As part of a police crackdown backed by the country’s president, about 700 people have been removed from more than 40 illegal Roma (Gypsy) camps in France. (photo, from bbcimg.co.uk)
French interior minister, Brice Hortefeux, said the Roma would be returned to their country of origin on “specially chartered flights”.
At the same time, France’s treatment of Roma was sharply criticised by members of a committee of UN experts who said racism and xenophobia were undergoing a “significant resurgence”.
The UN’s Committee on the Elimination of Racial Discrimination is investigating how traveller communities, including the Roma, are treated.
The tone of French political discourse provoked sharp criticism from some of the experts on the panel, such as France’s recent debate on national identity and immigration.
The committee is expected to make final recommendations by the end of the month.
In July, French president Nicolas Sarkozy announced plans to shut 300 illegal camps within the next three months.
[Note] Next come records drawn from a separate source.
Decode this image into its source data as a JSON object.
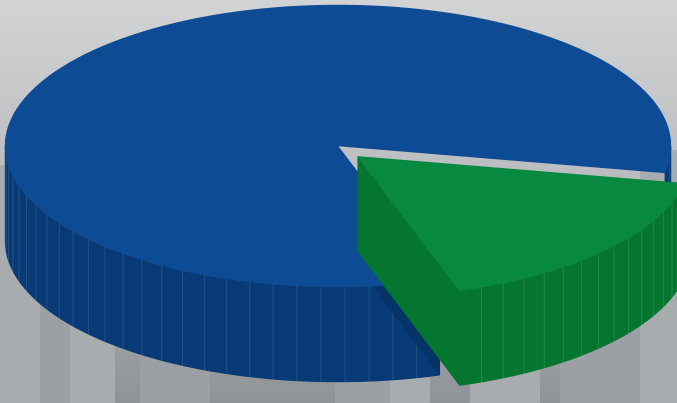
{
  "chart_data": {
    "type": "pie",
    "style": "3d-exploded",
    "title": "",
    "slices": [
      {
        "value": 83,
        "color": "#0e4b95",
        "side_color": "#073a76",
        "exploded": false
      },
      {
        "value": 17,
        "color": "#07893f",
        "side_color": "#05762f",
        "exploded": true
      }
    ],
    "legend": "none",
    "data_labels": "none"
  },
  "background": {
    "description_color": "#b9bcbf",
    "style": "grayscale city skyline photograph"
  }
}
The police moved in last week.
Sarkozy added that members of the Roma community who had committed public order offences would be deported immediately.
The order was in response to last month’s attack on a police station in the Loire Valley town of Saint-Aignan by a group of young Roma.
Hundreds of thousands of Roma or travelling people live in France and are part of long-established communities.
The other main Roma population is made up of recent immigrants, coming mainly from Romania and Bulgaria. Though they have the right to enter France without a visa, they must have work or residency permits to settle over the long-term.
According to French officials, if they were jobless and represented a social burden, those immigrants could be returned under European law.
“All the measures are taken in the context of voluntary return, accompanied by humanitarian aid,” said French immigration ministry official Frederique Doublet.